Método: Ver Metodologia de Validação de Claims para a baseline empírica dos autores, validação por índices semânticos, ontology backtrace e comparação com fontes externas.
📈 Maturidade - CI/CD Seguro
Este documento apresenta o mapeamento entre as práticas descritas no Capítulo 07 do SbD-ToE - CI/CD Seguro - e os principais frameworks de segurança e maturidade:
- OWASP SAMM
- OWASP DSOMM
- SLSA
O capítulo define práticas para proteger pipelines CI/CD contra execução não autorizada, adulteração, perda de proveniência e outras ameaças à cadeia de fornecimento de software.
🎯 Como interpretar este mapeamento de maturidade
Este documento não mede a maturidade global de uma organização.
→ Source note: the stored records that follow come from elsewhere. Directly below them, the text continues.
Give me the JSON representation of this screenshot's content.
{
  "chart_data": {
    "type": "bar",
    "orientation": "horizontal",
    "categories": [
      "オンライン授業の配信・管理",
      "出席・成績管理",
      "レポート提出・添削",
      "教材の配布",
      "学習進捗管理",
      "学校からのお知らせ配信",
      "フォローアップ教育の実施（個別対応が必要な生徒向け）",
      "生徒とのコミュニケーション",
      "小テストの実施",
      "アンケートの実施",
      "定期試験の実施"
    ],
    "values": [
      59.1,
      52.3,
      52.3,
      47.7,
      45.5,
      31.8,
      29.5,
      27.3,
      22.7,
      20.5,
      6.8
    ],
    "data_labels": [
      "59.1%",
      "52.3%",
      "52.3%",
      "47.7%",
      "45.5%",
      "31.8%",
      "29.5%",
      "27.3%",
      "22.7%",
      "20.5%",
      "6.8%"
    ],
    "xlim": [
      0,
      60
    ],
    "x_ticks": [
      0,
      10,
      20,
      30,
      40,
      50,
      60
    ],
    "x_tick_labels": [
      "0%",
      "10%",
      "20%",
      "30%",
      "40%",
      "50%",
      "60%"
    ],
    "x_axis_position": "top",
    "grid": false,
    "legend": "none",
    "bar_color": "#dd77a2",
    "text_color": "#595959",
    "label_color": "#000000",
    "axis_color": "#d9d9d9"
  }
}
Mede apenas o contributo deste capítulo para domínios de maturidade reconhecidos nas frameworks selecionadas.
| Framework | Avaliação usada | Justificação |
|---|---|---|
| OWASP SAMM | n / 3 | Modelo prescritivo com progressão explícita |
| OWASP DSOMM | n / m | Níveis formais por domínio técnico |
| SLSA | Nível máximo suportado (1–4) | Leitura bounded de supply chain / build / release |
🧭 Visão Geral de Alinhamento
| Framework | Domínios Relevantes | Práticas ou Objetos Cobertos | Avaliação de Maturidade |
|---|---|---|---|
| OWASP SAMM v2.1 | Implementation → Build & Deployment Automation | Segurança integrada no pipeline, segregação de ambientes | 2 / 3 |
| OWASP DSOMM | Build, Test, Release, Operate | Execução segura, validação de artefactos, assinaturas, rastreabilidade | 3 / 4 |
| SLSA v1.0 | Levels 1–3: Provenance, Policy, Isolation | Proveniência, trusted builders, controlo de execução, hardening de pipelines | Nível 3 / 4 |
🧱 OWASP SAMM - Build & Deployment Automation
| Nível | Descrição SAMM | Cobertura pelo Cap. 07 |
|---|---|---|
| 1 | Processos de build manuais e não auditáveis | ✅ Formalização mínima exigida |
| 2 | Pipelines automatizadas com validações e autenticação | ✅ Execução autenticada e validada |
| 3 | Ambientes segregados com integração de controlos contínuos | ❌ Parcial - depende de controlo externo à pipeline |
🧮 Maturidade atingida: 2 / 3
🧱 OWASP DSOMM - Build, Test, Release, Operate
| Domínio | Nível | Justificação técnica |
|---|---|---|
| Build | 3 / 4 | Execução autenticada, trusted runners, proveniência |
| Test | 3 / 4 | Validação e rastreabilidade contínua dos resultados |
| Release | 3 / 4 | Assinatura e integridade do artefacto |
| Operate | 3 / 4 | Logs, auditoria e controlo de fluxo CI/CD |
🧱 SLSA - Provenance & CI/CD Control
| Nível | Requisitos principais | Cobertura pelo Cap. 07 |
|---|---|---|
| 1 | Build controlado e rastreável | ✅ Execução autenticada com logs |
| 2 | Proveniência e controlo de configuração | ✅ Validação e assinatura de artefactos |
| 3 | Builds reprodutíveis e trusted builders | ✅ Trusted environments e runners |
| 4 | Isolamento hermético e verificações externas | ❌ Fora do âmbito do capítulo (ver Cap. 08 e 09) |
🔐 Nível máximo suportado por este capítulo: SLSA 3 / 4
✅ Conclusão
- Este capítulo sustenta uma leitura de maturidade principalmente ancorada em OWASP SAMM e OWASP DSOMM;
- Quando aplicável, também suporta uma leitura bounded em SLSA, sem pretender medir a maturidade global da organização;
- A avaliação apresentada é chapter-scoped e contributiva, não substituindo uma avaliação formal framework-native.